Los artistas de cartelera baja, algunos de los cuales casi nunca habían actuado durante el día ni habían estado en un autobús de gira, también lo pasaron mal. Acostumbrados a tocar en clubes nocturnos ante públicos pequeños pero fieles, se alarmaron por su nuevo público, que se parecía a los jóvenes blancos agresivos que solían golpearlos en el instituto. Les confundía la existencia del sol y temían los días de lluvia, cuando inevitablemente les salpicaba barro. “Entramos sin querer estar allí”, se lamenta el cantante Nick Cave, “y la cosa empeoró”.
Muchos de los comentaristas del libro comparan la gira con un campamento de verano, solo que con orgías, strippers y heroína negra. La banda industrial Ministry, que viajaba con su propio recolector de animales atropellados, una vez prendió fuego a su autobús de gira. El líder de Pearl Jam, Eddie Vedder, entonces uno de los hombres más famosos del mundo, fue olvidado accidentalmente por el autobús de gira de la banda en una parada de camiones. En la era anterior a los teléfonos celulares, nadie se dio cuenta.

La carretera acabó por afectar a todos. La falta de privacidad era desmoralizante; las tensiones se agudizaron entre los miembros de la banda y entre las propias bandas. Las adicciones a las drogas empeoraron. Al final de su carrera, incluso el afable Vedder tiraba televisores por la ventana de su habitación de hotel.

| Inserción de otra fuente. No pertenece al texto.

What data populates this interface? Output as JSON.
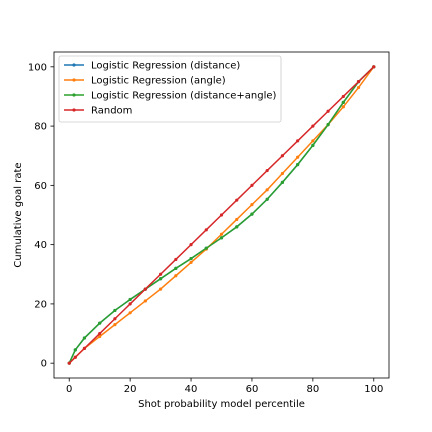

Pero entre bastidores reinaba la camaradería, sobre todo en los primeros años. Chris Cornell de Soundgarden, Tom Morello de Rage Against the Machine y todos los Ramones eran especialmente queridos, al igual que Snoop Dogg (entonces Snoop Doggy Dogg), quien se ponía a bailar con un equipo de seguridad armado. Casi todos parecían unidos en su antipatía por el líder de Smashing Pumpkins, Billy Corgan, y los austeros shoegazers de Jesus and Mary Chain, que se emborrachaban e insultaban a las otras bandas (“La peor experiencia de nuestras vidas”, afirma el cantante William Reid).
Al final, la fortuna de Lollapalooza fue similar a la de la cultura alternativa en general: cuanto más popular se volvía, menos popular era. A finales de los 90, fue eclipsado por Lilith Fair y HORDE, festivales itinerantes que habían surgido tras su paso. Se volvió imposible encontrar cabezas de cartel que encajaran con el estilo del festival: lo suficientemente mainstream como para vender entradas, pero lo suficientemente artísticos como para no avergonzar a la franquicia. Incluso la recién reconstituida Jane’s Addiction los rechazó.

Después de dos actuaciones consecutivas en el escenario principal, muy ridiculizadas y fuera de lo común (la banda de heavy metal Metallica y la banda de nu metal Korn), la gira de Lollapalooza se detuvo en 1997. “Era una obra de arte increíble”, lamenta el cofundador Don Muller, “y la llevaron a la ruina”.
Lollapalooza finalmente se reagrupó en una serie de festivales estacionarios, sobre todo en Sudamérica y Chicago, que continúan hasta el día de hoy como versiones gentrificadas y menos transgresoras del original. “Hubo un breve periodo en el que esta música coexistió con la corriente dominante”, dice Steven Drozd de Flaming Lips. “Y fue muy emocionante”.